Or, a True Story of Family Conflict, Fashionable Vice, and Financial Ruin in Regency Britain

by Nicola Phillips

Pub Date: Sept. 3rd, 2013
ISBN: 978-0-465-00892-6
Publisher: Basic Books

British academic Phillips (History/Kingston Univ.; Women in Business, 1700-1850, 2006) portrays an entire social history through the sad unraveling of one newly rich family ruined by the rakish pursuits (blending into criminality) of the sole son and heir.

In the late 1700s, William Jackson was a middling-born Englishman of the merchant class who ventured from Exeter to India to make his fortune. Jackson did indeed work his way up in the East India Company, and he married well and produced a son, also named William. But in 1798, a violent run-in with an ascendant poligar (chieftain) led to Jackson's disgrace and dismissal. He returned to England a wealthy man, however, and moved his family to the fashionable town of Bath. Son William was the apple of his father’s eye, imbued with his sense of entitlement and hopes for social advancement but, unfortunately, Phillips writes, lacking in Jackson's self-discipline and probity. The boy bounced around various elite schools, proving himself “the most turbulent and refractory of pupils.” By age 16, William had fallen in with a group of aristocratic scoundrels in London who frequented prostitutes, ran up debts and drank prodigiously.

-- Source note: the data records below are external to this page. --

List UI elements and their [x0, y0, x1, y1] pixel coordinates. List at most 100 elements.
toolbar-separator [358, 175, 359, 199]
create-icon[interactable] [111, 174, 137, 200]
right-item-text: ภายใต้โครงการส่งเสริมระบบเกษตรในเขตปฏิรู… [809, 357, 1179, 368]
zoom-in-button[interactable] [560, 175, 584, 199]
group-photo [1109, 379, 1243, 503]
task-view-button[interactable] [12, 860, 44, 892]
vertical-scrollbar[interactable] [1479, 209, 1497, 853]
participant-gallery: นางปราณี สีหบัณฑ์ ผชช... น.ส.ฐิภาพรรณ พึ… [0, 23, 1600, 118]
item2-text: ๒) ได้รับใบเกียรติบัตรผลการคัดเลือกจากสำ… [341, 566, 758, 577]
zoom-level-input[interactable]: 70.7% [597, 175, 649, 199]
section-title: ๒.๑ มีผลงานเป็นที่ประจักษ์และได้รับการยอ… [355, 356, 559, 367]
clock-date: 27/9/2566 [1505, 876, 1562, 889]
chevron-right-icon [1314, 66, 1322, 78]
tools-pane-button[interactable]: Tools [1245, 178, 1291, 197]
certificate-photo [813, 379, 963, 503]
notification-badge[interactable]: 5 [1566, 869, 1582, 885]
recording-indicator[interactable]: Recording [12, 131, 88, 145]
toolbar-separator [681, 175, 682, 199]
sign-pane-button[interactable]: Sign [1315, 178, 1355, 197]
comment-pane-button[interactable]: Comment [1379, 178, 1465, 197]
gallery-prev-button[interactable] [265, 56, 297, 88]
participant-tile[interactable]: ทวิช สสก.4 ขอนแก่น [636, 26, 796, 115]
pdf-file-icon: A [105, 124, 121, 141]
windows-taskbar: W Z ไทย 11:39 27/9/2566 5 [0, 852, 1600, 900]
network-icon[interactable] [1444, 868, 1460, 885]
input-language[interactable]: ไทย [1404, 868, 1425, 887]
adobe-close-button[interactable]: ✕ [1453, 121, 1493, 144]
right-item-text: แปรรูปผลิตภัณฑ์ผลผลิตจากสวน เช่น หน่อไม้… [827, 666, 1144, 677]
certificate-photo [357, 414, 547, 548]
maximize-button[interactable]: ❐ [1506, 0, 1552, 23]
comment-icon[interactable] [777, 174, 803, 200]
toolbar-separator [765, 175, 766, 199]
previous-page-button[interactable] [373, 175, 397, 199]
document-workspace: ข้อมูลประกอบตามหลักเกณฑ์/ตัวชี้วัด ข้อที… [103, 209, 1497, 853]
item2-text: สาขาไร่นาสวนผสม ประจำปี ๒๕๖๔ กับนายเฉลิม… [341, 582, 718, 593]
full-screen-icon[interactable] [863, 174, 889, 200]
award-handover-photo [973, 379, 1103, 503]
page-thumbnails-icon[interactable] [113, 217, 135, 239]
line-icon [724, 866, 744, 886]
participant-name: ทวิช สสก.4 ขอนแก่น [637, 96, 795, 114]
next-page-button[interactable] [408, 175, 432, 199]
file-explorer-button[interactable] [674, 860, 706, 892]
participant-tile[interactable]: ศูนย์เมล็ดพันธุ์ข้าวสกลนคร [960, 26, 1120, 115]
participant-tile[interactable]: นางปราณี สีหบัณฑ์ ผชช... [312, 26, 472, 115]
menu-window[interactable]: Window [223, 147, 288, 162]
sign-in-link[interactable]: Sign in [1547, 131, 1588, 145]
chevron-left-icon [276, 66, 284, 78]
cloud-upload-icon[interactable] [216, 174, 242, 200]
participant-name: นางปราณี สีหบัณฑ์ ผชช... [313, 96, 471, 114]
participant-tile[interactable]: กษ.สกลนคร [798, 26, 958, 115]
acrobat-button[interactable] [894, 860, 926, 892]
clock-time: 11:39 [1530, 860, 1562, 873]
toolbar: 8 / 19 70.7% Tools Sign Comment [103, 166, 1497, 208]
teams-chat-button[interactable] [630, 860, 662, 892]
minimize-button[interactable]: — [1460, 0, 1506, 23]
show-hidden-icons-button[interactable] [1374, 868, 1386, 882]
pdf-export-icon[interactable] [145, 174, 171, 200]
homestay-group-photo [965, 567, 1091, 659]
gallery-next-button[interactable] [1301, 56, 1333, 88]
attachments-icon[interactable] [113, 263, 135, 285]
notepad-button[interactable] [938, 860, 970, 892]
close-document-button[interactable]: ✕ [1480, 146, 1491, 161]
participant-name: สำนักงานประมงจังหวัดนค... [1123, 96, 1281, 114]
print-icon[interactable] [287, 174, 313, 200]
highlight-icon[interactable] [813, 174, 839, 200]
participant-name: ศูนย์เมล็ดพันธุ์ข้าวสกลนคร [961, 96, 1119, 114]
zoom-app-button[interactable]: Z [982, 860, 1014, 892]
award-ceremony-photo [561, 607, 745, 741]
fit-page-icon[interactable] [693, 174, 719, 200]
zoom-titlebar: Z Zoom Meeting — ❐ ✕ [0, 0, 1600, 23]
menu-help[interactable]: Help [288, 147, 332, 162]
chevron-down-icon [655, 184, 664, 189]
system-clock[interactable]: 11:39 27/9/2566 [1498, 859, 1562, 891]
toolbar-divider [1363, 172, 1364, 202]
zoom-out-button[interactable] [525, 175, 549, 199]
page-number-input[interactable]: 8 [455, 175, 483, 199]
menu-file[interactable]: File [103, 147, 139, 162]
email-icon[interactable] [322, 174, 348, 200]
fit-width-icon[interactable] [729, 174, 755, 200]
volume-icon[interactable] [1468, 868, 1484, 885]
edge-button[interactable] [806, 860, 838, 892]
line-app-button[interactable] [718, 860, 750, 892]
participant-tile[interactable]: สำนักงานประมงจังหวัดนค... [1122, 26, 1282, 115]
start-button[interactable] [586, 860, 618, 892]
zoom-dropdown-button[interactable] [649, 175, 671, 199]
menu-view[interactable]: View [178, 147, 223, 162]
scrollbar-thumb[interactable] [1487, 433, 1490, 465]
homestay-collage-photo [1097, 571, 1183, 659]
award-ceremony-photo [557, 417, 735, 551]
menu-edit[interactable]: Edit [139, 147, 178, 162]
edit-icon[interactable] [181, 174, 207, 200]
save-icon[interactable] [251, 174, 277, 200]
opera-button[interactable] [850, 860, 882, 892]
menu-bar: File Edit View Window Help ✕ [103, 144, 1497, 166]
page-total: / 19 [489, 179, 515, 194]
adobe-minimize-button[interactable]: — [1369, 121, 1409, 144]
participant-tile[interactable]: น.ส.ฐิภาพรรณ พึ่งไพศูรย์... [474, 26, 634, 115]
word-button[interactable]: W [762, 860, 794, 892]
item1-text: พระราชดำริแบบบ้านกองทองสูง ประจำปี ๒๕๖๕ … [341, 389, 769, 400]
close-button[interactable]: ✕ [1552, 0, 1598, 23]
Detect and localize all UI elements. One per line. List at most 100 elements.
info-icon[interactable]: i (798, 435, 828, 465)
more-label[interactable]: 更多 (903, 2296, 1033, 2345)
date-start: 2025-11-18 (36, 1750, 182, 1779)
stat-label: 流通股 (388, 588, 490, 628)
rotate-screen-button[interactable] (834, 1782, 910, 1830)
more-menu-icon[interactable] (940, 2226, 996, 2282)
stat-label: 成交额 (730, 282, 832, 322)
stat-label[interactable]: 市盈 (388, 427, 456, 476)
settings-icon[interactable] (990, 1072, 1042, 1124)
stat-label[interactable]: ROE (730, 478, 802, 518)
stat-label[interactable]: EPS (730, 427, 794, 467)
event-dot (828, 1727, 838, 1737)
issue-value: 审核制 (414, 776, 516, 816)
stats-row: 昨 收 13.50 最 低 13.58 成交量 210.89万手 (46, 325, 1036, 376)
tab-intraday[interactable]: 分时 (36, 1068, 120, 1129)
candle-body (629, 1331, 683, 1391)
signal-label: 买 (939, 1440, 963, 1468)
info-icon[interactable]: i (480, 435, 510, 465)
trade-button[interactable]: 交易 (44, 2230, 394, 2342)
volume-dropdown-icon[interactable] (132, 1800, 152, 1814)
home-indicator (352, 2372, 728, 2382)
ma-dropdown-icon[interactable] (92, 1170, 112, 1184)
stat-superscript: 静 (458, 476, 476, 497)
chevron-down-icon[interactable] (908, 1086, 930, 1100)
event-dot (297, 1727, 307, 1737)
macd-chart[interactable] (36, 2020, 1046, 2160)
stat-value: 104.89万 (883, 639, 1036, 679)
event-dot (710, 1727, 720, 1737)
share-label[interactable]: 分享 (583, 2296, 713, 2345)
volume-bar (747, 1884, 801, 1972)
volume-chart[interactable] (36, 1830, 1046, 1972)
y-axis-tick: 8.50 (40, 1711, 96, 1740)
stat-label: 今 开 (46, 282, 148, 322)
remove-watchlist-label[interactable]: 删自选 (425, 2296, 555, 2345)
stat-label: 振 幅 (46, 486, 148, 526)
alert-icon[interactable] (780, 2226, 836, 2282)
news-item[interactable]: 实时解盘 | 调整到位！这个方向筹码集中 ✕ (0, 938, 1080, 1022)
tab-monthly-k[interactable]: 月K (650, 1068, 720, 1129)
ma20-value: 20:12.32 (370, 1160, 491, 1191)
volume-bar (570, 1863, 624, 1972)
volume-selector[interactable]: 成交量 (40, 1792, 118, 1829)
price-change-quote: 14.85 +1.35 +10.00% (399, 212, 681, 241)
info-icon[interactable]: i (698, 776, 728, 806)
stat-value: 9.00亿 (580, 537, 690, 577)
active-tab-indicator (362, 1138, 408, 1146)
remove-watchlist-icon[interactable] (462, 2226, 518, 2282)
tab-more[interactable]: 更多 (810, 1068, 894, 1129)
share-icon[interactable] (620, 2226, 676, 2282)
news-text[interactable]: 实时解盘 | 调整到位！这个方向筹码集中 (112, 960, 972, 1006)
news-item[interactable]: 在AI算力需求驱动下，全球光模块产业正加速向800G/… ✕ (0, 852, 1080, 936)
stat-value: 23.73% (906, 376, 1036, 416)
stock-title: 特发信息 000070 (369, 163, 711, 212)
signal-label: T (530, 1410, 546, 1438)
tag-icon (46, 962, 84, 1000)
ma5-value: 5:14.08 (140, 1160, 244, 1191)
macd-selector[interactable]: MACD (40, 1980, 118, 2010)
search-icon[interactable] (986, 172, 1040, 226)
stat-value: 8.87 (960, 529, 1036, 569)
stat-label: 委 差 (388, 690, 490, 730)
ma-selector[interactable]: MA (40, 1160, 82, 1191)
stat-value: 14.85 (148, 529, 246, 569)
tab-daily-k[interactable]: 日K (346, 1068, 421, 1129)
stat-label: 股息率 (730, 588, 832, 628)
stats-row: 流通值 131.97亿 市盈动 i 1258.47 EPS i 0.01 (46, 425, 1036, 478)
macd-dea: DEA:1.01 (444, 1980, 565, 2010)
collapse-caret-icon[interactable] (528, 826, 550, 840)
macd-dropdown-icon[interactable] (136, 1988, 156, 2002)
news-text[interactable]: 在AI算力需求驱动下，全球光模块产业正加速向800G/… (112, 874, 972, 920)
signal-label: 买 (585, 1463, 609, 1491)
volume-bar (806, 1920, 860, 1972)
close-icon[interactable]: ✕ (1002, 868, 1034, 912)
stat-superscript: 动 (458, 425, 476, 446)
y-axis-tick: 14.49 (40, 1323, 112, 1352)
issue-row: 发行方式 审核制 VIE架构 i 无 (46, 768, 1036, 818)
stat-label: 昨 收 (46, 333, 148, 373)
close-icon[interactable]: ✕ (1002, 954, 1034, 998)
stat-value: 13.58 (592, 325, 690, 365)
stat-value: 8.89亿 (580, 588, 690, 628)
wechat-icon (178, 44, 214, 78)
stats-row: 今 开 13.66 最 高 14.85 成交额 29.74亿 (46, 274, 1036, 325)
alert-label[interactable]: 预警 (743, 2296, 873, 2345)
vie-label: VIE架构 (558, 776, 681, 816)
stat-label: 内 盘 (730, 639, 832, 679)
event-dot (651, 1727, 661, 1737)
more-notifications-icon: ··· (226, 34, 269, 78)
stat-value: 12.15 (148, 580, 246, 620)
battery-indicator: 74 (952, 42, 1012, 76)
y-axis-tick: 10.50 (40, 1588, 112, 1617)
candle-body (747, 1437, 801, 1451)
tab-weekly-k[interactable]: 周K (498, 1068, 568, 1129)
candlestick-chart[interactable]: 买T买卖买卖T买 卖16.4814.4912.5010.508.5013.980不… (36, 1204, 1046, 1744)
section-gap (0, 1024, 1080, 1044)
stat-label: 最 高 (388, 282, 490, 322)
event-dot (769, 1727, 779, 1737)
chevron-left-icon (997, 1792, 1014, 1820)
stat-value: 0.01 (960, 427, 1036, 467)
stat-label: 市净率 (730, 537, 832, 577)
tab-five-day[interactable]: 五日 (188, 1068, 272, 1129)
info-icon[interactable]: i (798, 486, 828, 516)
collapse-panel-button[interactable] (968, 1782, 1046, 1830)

A stint in the military ended badly, leaving the “thorny question of William’s status and condition in life...once more at the heart of the dispute between father and son.” Their feud deepened with William's trail of rash debts, which led to incarceration in various debtors’ prisons and ultimately the threat of hanging. Jackson finally washed his hands of his son, who was eventually transported to Australia. The author draws heavily from Jackson’s own unpublished memoir, as well as extensive research in Britain's Georgian era.

An immensely readable work of literary depths.